The 2017 Honda CR-V is available in LX, EX, EX-L, and Touring trims, all of which come standard with LED daytime running lights, automatic climate control, steering-wheel-mounted audio controls, and a continuously variable automatic transmission. While the base LX model is motivated by a retuned variant of last year’s 2.4-liter four-cylinder engine that now makes 184 horsepower and 180 lb-ft of torque (down by one in each measure), all other models use Honda’s new 1.5-liter turbocharged inline-four. First seen stateside in the Civic, the little turbo engine has been massaged to produce 190 horsepower and 179 lb-ft of torque in the CR-V, increases of 16 horsepower and 17 lb-ft.

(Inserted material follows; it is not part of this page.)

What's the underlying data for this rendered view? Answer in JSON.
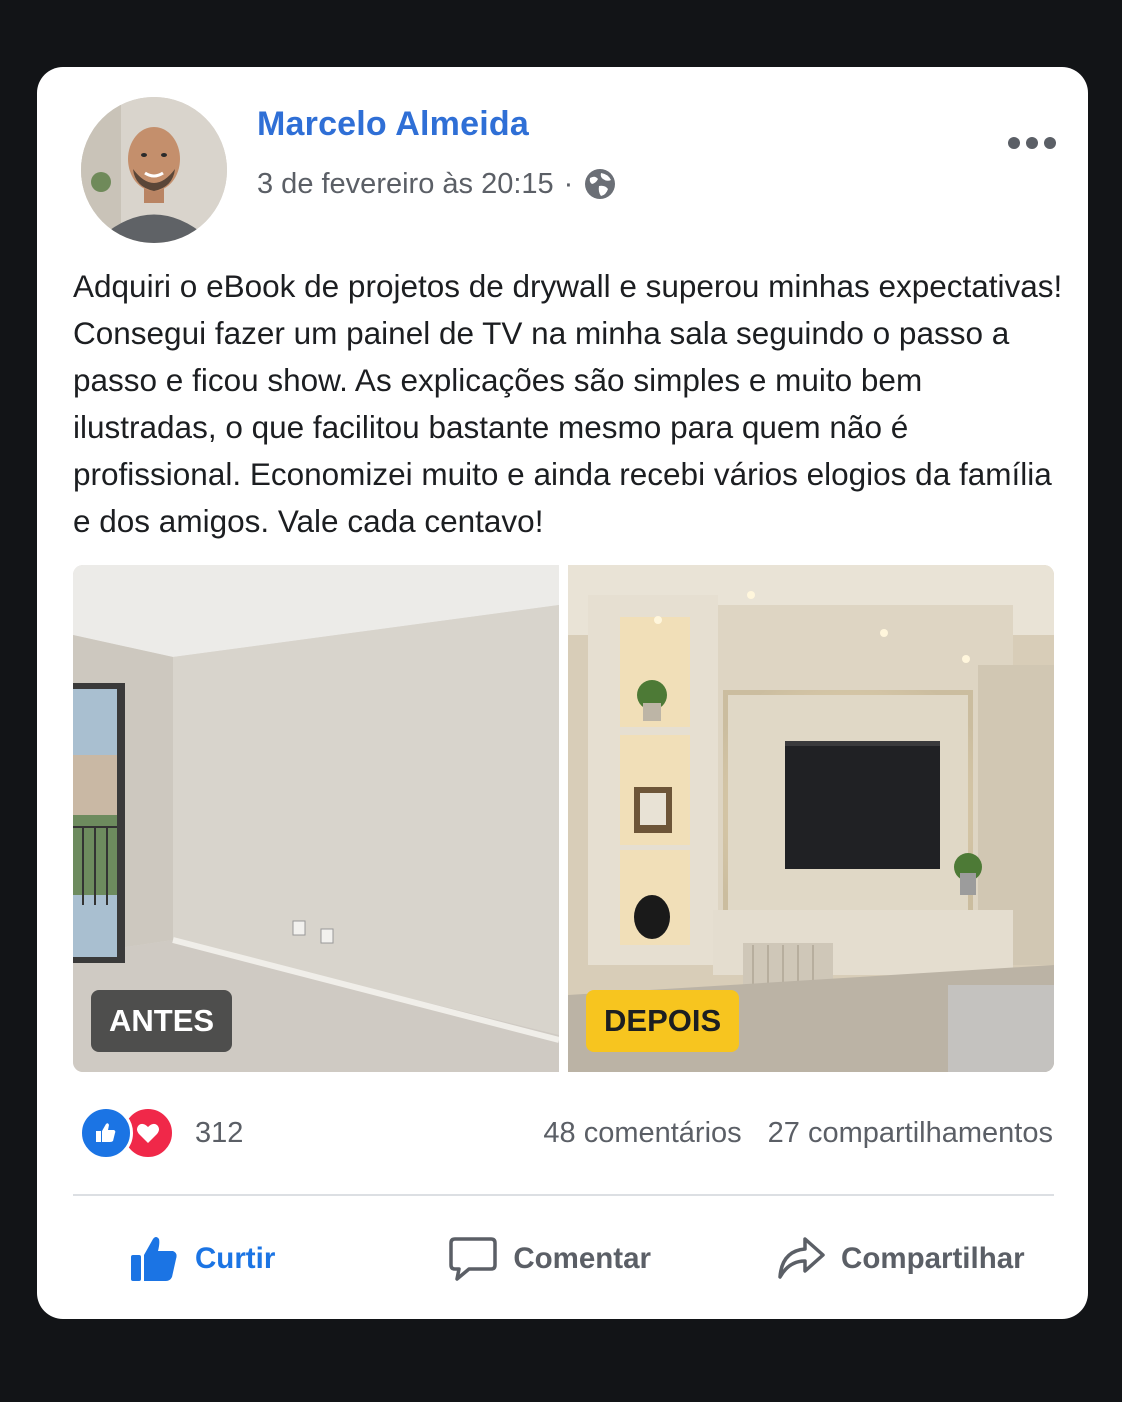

Honda anticipates that turbocharged EX, EX-L, and Touring models will account for about 75 percent of the new CR-V’s sales. Although EPA numbers aren’t yet available, the company promises best-in-class fuel economy for the turbo, which, together with the EX model’s long list of additional standard features, should provide plenty of enticement to move up from the LX. That EX standard-equipment list includes a 7.0-inch touchscreen infotainment system with Apple CarPlay and Android Auto capability, dual-zone climate control, a power driver’s seat, heated front seats, a proximity-key system with remote start, push-button ignition, a sunroof, and a long list of standard safety features such as collision mitigation braking, forward-collision warning, lane-departure warning, lane-keeping assist, adaptive cruise control, blind-spot warning, rear cross-traffic alert, and automatic high-beam headlights.
Meanwhile, those looking for even more toys can step up to the CR-V EX-L, which brings to the table leather seats, two memory settings for the driver’s seat, a power passenger seat, and an optional navigation system. Making the stretch to the top-dog CR-V Touring moves navigation to the standard-items list as well as full-LED headlights and ambient LED interior lighting, plus a power liftgate that can be opened via foot-activated sensor.
Honda hasn’t yet revealed pricing for the 2017 CR-V, but we do know that every version gets that all-important volume knob. Try it out yourself when the new crossover reaches Honda dealerships in December.